How I Wired a Local LLM Sidecar with a Pure-Stdlib Fallback Chain

TLDR: I wanted a fast local model ranking my tasks. The runtime had to stay pure stdlib. The answer was a sidecar in its own venv — and the real lesson was: build the fallback chain first, or you don't have a system, you have a demo.

what I was building

The Apollo Dashboard is my personal cockpit — a local Python server I launch from the Dock, no cloud, no runtime deps, just python3 and the standard library.

One of the panels ranks my Things3 (my task manager) "Today" list using an LLM. Which task matters most right now? That's actually hard for a heuristic. A model handles it better.

The original backend was Ollama (a local LLM runtime — you pull models and run them on your Mac). Fine. But I wanted faster.

DFlash — MLX speculative decoding on Apple Silicon, an inference trick that uses a small draft model to predict tokens for a bigger one, then verifies in parallel — is genuinely impressive on an M4 Max.

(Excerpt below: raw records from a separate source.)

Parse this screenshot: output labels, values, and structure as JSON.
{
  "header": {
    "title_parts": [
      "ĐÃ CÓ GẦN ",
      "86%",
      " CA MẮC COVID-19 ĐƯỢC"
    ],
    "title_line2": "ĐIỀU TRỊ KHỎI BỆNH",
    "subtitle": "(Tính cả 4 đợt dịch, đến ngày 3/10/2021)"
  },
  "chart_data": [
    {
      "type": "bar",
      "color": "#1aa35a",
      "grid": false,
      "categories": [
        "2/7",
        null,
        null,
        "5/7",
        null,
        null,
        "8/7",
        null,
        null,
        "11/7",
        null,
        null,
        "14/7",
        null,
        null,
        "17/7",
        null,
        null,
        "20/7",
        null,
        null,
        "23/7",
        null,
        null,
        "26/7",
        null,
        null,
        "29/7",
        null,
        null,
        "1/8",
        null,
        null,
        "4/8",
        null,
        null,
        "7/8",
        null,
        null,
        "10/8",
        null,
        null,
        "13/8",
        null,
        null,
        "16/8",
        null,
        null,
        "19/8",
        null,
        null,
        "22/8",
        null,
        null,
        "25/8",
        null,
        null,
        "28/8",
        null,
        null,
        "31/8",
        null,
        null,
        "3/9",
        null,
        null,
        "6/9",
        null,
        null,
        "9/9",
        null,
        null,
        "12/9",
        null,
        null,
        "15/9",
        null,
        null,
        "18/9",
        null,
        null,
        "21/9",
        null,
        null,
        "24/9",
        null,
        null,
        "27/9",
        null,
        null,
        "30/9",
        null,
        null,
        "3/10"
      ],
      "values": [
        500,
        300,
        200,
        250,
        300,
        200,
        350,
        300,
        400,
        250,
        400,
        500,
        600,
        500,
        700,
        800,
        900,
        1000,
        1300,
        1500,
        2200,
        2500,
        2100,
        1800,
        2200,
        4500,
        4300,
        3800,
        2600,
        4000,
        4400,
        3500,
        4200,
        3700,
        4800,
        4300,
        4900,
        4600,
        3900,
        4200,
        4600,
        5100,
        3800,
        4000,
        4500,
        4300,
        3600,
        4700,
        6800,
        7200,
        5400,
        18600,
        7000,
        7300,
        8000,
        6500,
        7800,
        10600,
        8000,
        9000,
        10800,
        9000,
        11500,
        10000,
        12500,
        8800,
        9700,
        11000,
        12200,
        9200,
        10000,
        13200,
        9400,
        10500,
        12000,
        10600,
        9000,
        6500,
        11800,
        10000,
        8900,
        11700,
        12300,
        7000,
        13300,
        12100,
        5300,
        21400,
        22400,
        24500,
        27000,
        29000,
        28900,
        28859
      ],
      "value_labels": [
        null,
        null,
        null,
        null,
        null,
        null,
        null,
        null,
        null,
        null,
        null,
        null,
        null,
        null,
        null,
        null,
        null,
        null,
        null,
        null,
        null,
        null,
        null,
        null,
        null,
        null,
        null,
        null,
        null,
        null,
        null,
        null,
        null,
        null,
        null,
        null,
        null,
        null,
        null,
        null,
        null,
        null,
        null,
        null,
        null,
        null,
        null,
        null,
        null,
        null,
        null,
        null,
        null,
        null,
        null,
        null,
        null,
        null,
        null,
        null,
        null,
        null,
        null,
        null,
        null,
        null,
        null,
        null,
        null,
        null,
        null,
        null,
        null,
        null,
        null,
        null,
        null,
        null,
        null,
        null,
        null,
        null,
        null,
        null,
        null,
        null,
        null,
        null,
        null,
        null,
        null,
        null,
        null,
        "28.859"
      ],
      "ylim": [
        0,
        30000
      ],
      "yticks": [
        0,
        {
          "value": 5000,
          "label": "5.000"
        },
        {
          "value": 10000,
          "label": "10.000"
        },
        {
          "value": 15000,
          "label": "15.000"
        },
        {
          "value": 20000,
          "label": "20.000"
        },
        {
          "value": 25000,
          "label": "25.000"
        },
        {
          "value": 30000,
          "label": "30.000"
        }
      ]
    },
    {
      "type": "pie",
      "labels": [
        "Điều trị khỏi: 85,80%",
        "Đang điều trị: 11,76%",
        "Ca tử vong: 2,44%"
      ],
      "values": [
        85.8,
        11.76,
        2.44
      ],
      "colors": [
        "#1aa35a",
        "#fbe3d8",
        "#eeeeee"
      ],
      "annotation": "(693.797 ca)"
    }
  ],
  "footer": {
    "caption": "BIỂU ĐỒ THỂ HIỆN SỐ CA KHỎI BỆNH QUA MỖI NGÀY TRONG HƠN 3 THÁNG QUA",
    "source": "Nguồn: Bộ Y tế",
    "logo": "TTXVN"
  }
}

I wanted it.

the wall

Here's the problem.

DFlash runs on MLX (Apple's machine-learning framework, designed for Apple Silicon). MLX is a heavy native package. Installing it means pip install mlx, native wheels, the whole stack.

But the dashboard runtime is pure stdlib by design — no pip install ever, nothing beyond what ships with Python. That constraint isn't accidental. It's what keeps the server lightweight, portable, and always-on.

I couldn't pull DFlash into the runtime process. Full stop.

what I tried that didn't work

My first instinct was to relax the constraint. Just... add a requirements.txt. Make an exception.

I spent maybe twenty minutes looking at that option before I put it down.

The whole point of the pure-stdlib constraint is that the runtime never breaks due to a missing dep. The moment I pull in MLX, I've got a server that won't start on a clean machine without a setup step — exactly what I didn't want.

There had to be a cleaner split.

the fix that worked

Run DFlash as a sidecar: its own isolated venv, its own process, launched on-demand, talking to the runtime over HTTP.

The sidecar gets subprocess and urllib from the runtime side — both pure stdlib. The runtime POSTs a ranking request; DFlash answers like any local API server. The MLX dependency stack lives entirely inside the sidecar's venv and never touches the main process.

Then I built the lifecycle manager: spin the sidecar up on first request, keep it alive while the dashboard is running, tear it down on shutdown.

That last part bit me. When I killed the dashboard, the DFlash process kept running.

The fix was one commit: fix(dflash): reap sidecar on SIGTERM. Wire a SIGTERM handler in the runtime that sends the kill signal to the sidecar PID before exiting. Simple. But you only discover you need it the first time you leave a ghost process running in the background.

the fallback chain

The thing I'm most glad I built: DFlash → local Ollama → heuristic, each with a visible backend badge in the UI.

If the sidecar isn't running yet, fall back to local Ollama. If Ollama isn't responding, fall back to the deterministic heuristic. The user always gets a ranked list. The badge tells them which backend answered.

This turned out to matter more than the DFlash win itself. Because sometimes DFlash takes a few seconds to warm up. Sometimes you want to test on a machine without MLX. Sometimes you're moving fast and the sidecar is just… not up yet.

A system without a fallback chain isn't resilient — it's fragile with extra steps.

why this matters to me

I benchmarked DFlash before I built the surrounding subsystem. If it hadn't been meaningfully faster, I would've scrapped it. That's the other lesson: front-load the go/no-go test to the cheapest moment — right after the new thing first stands up — not after you've built everything around it.

The pure-stdlib constraint forced the sidecar isolation. The sidecar isolation forced me to think about the fallback. The SIGTERM bug forced me to think about lifecycle.

Every constraint in this build made the final design better.

P.S. The selftest cases I added with the SIGTERM fix have already caught two regressions I would've shipped blind. Write the selftests while the bug is fresh in your head — you'll never circle back.